Was sind die dringlichsten Aufgaben?

Es gibt im Grunde nur eine einzige: Den Willy-Brandt-Flughafen ans Netz zu bringen. So schnell es geht. Alles andere ist nachrangig.

Wie steht Mehdorn zum Nachtflugverbot?

Auch das ist eine der Baustellen. Miteigentümer Brandenburg drängt – nach dem ersten erfolgreichen Volksbegehren im Land und einem Parlamentsbeschluss – neuerdings auf eine Verschärfung der rechtskräftigen Regelung, die bislang Flüge zwischen 24 und 5 Uhr verbietet, in den Randstunden begrenzt. Zwar hat Mehdorn klargestellt, dass nach seinem Verständnis eigentlich die ganze Nacht geflogen werden müsste. „In keiner Hauptstadt der Welt gibt es Restriktionen. Berlin wäre ein Novum“, sagte er. Doch zugleich signalisierte Mehdorn – anders als seine Vorgänger – durchaus Kompromissbereitschaft. Man müsse sehen, „ob es andere Kompromisslinien“ gibt, sagte er. „Wo Lärm vermieden werden kann, muss er vermieden werden.“

Mit welchem Personal muss sich Mehdorn arrangieren?
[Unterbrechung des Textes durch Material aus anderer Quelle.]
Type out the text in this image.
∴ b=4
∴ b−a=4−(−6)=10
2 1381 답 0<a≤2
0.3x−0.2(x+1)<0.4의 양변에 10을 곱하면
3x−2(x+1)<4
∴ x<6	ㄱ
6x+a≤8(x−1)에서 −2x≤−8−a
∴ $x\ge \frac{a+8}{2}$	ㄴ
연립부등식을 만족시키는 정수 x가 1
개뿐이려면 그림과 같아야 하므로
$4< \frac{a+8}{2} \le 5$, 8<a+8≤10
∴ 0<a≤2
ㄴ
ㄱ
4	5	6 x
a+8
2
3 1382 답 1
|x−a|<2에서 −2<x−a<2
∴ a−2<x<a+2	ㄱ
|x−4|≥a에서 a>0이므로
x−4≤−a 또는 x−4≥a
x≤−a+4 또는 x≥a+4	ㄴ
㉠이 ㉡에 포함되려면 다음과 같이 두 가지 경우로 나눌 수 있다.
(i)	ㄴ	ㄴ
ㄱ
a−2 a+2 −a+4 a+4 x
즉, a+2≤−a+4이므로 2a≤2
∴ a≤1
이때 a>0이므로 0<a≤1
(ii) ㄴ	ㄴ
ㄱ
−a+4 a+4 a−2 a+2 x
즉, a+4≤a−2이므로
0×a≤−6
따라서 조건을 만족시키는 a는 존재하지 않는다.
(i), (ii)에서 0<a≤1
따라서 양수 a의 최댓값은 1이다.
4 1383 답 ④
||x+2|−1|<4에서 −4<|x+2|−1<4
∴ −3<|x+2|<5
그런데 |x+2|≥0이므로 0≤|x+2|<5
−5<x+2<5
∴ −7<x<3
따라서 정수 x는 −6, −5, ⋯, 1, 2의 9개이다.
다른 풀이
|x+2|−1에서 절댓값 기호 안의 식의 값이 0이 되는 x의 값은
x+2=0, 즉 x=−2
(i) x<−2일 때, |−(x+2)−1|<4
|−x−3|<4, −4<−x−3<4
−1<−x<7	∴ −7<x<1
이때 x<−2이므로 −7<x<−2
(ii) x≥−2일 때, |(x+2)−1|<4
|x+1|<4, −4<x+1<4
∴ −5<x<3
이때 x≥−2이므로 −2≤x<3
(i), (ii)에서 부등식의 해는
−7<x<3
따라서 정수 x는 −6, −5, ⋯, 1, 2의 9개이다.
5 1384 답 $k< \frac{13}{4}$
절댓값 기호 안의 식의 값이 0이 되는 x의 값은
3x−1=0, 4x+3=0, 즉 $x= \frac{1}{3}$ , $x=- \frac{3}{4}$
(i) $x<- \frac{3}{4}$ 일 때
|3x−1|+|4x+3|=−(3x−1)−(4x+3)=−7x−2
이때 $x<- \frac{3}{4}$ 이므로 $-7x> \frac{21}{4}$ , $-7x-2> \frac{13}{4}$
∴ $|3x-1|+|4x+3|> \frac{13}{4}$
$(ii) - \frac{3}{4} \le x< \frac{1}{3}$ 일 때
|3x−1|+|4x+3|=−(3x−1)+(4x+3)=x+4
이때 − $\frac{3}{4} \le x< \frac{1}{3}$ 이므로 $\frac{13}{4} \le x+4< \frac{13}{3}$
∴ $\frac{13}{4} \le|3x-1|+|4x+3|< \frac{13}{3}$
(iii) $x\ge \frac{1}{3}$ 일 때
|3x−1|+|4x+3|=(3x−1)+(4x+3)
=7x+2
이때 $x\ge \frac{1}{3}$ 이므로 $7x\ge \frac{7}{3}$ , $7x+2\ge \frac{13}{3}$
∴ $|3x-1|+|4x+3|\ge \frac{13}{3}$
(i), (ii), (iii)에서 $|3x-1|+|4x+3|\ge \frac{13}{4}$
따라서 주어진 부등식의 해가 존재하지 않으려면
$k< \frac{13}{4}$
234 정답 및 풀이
Mehdorn will den Flughafen samt Management „revitalisieren“, wie er andeutete. Er hat dabei, das sagte er selbst, „freie Hand“ von Aufsichtsratschef Matthias Platzeck. Zwar lässt er sich noch nicht in die Karten gucken, was genau gemeint ist. Auffällig war, dass er auch Zuständigkeitsveränderungen nicht ausschloss. Eng wird er mit Technik-Chef Horst Amann zusammenarbeiten müssen. Dieser war vor einem Jahr vom Flughafen Frankfurt am Main geholt worden und hatte seit dem Rausschmiss des langjährigen Flughafenchefs Rainer Schwarz im Januar 2013 das Unternehmen gewissermaßen allein geführt. Da außer Amann sonst kaum jemand in der Chefetage mehr da ist, kann Mehdorn hier auch nicht groß aktiv werden. Ein zusätzlicher Finanzgeschäftsführer muss nicht mehr gesucht werden. Das macht Mehdorn mit. In der Hierarchie ist er die Nummer eins, da Mehdorn anders als Schwarz nicht bloß Sprecher der Geschäftsführung ist. Amann ist die Nummer zwei.
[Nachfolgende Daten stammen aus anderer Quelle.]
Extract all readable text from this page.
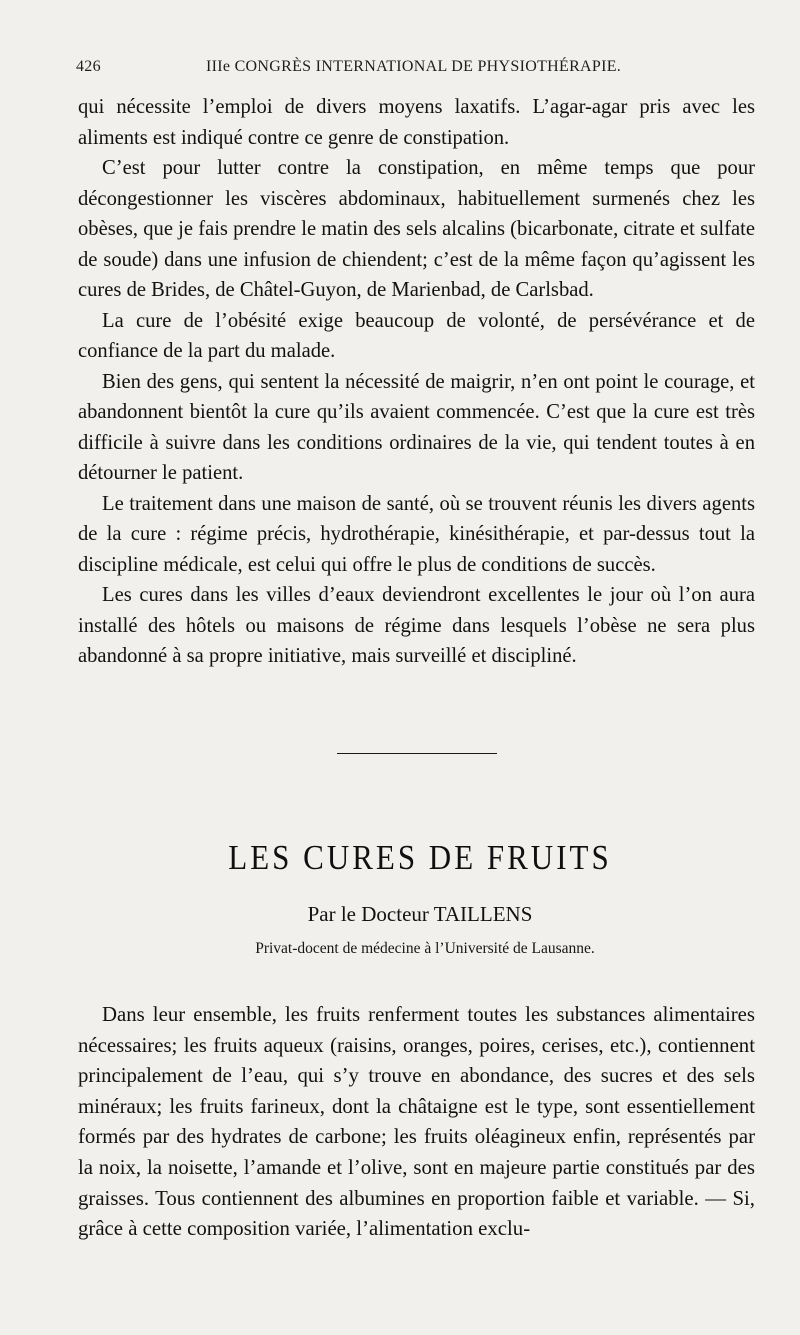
426	IIIe CONGRÈS INTERNATIONAL DE PHYSIOTHÉRAPIE.

qui nécessite l’emploi de divers moyens laxatifs. L’agar-agar pris avec les aliments est indiqué contre ce genre de constipation.

C’est pour lutter contre la constipation, en même temps que pour décongestionner les viscères abdominaux, habituellement surmenés chez les obèses, que je fais prendre le matin des sels alcalins (bicarbonate, citrate et sulfate de soude) dans une infusion de chiendent; c’est de la même façon qu’agissent les cures de Brides, de Châtel-Guyon, de Marienbad, de Carlsbad.

La cure de l’obésité exige beaucoup de volonté, de persévérance et de confiance de la part du malade.

Bien des gens, qui sentent la nécessité de maigrir, n’en ont point le courage, et abandonnent bientôt la cure qu’ils avaient commencée. C’est que la cure est très difficile à suivre dans les conditions ordinaires de la vie, qui tendent toutes à en détourner le patient.

Le traitement dans une maison de santé, où se trouvent réunis les divers agents de la cure : régime précis, hydrothérapie, kinésithérapie, et par-dessus tout la discipline médicale, est celui qui offre le plus de conditions de succès.

Les cures dans les villes d’eaux deviendront excellentes le jour où l’on aura installé des hôtels ou maisons de régime dans lesquels l’obèse ne sera plus abandonné à sa propre initiative, mais surveillé et discipliné.

LES CURES DE FRUITS
Par le Docteur TAILLENS
Privat-docent de médecine à l’Université de Lausanne.

Dans leur ensemble, les fruits renferment toutes les substances alimentaires nécessaires; les fruits aqueux (raisins, oranges, poires, cerises, etc.), contiennent principalement de l’eau, qui s’y trouve en abondance, des sucres et des sels minéraux; les fruits farineux, dont la châtaigne est le type, sont essentiellement formés par des hydrates de carbone; les fruits oléagineux enfin, représentés par la noix, la noisette, l’amande et l’olive, sont en majeure partie constitués par des graisses. Tous contiennent des albumines en proportion faible et variable. — Si, grâce à cette composition variée, l’alimentation exclu-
Beide gelten als „Alphatiere“. Es bleibt ein Risiko, ob und wie beide miteinander klarkommen. Bei der Präsentation von Mehdorn saß Amann nur noch am Rand. Später sagte er: „Mehdorn ist ein Mann klarer Worte, ich auch.“ Amann kann sich jetzt ausschließlich auf die BER-Baustelle konzentrieren. Für die Außendarstellung, den Umgang mit der Politik, den Parlamentsgremien in Berlin (Untersuchungsausschuss), Brandenburg (Sonderausschuss) und im Bundestag dürfte nun vor allem Mehdorn zuständig sein, der darin als früherer Chef der Deutschen Bahn AG eine gewisse Erfahrung mitbringt.
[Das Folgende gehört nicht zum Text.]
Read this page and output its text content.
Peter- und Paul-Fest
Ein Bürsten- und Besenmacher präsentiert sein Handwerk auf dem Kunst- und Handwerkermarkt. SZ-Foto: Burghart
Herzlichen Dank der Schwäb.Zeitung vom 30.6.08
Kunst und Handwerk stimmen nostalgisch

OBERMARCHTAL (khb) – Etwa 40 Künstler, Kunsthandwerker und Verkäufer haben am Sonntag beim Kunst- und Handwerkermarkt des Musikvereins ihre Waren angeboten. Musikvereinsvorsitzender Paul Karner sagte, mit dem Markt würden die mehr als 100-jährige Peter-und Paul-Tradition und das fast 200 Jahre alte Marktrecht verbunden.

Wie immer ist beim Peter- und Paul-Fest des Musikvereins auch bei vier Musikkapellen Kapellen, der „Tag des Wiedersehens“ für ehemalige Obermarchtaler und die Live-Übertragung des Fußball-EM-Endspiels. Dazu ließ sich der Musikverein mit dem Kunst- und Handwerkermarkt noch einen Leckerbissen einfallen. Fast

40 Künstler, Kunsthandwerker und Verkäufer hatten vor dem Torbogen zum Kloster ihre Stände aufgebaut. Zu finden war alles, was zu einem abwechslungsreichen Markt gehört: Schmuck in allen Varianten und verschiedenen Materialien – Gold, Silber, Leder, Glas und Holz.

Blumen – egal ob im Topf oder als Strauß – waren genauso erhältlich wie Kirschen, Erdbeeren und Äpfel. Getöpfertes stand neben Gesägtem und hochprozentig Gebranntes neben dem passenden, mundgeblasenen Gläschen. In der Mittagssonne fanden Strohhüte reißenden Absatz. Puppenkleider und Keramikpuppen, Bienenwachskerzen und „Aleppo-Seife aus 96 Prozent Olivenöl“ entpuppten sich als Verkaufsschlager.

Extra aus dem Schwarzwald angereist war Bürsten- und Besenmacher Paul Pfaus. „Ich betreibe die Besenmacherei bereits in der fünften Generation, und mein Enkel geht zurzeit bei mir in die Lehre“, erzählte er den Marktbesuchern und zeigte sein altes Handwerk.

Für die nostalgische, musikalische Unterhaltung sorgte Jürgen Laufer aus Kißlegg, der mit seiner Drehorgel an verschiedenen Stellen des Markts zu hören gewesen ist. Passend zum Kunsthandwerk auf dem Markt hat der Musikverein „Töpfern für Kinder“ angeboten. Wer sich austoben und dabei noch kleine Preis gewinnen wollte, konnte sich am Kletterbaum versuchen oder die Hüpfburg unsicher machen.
Steht der Aufsichtsrat hinter Mehdorn?

Steht der Aufsichtsrat hinter Mehdorn?

Die Anteilseigner – Bund, Berlin, Brandenburg – in Person von Rainer Bomba, Klaus Wowereit und Matthias Platzeck haben es Hartmut Mehdorn in die Hand versprochen. Im Gegensatz zum gescheiterten Versuch, Ex-Fraport-Chef Wilhelm Bender anzuheuern, zogen bei der Mehdorn–Personalie tatsächlich alle an einem Strang. So hatten es im Dezember 2012 ursprünglich Platzeck, Wowereit, Bundesverkehrsminister Peter Ramsauer (CSU) und Bundesfinanzminister Wolfgang Schäuble (CDU) auch vereinbart, trotzdem gab es immer wieder Konflikte zwischen den vieren.

Wie reagiert die Luftverkehrswirtschaft auf Mehdorns Ernennung?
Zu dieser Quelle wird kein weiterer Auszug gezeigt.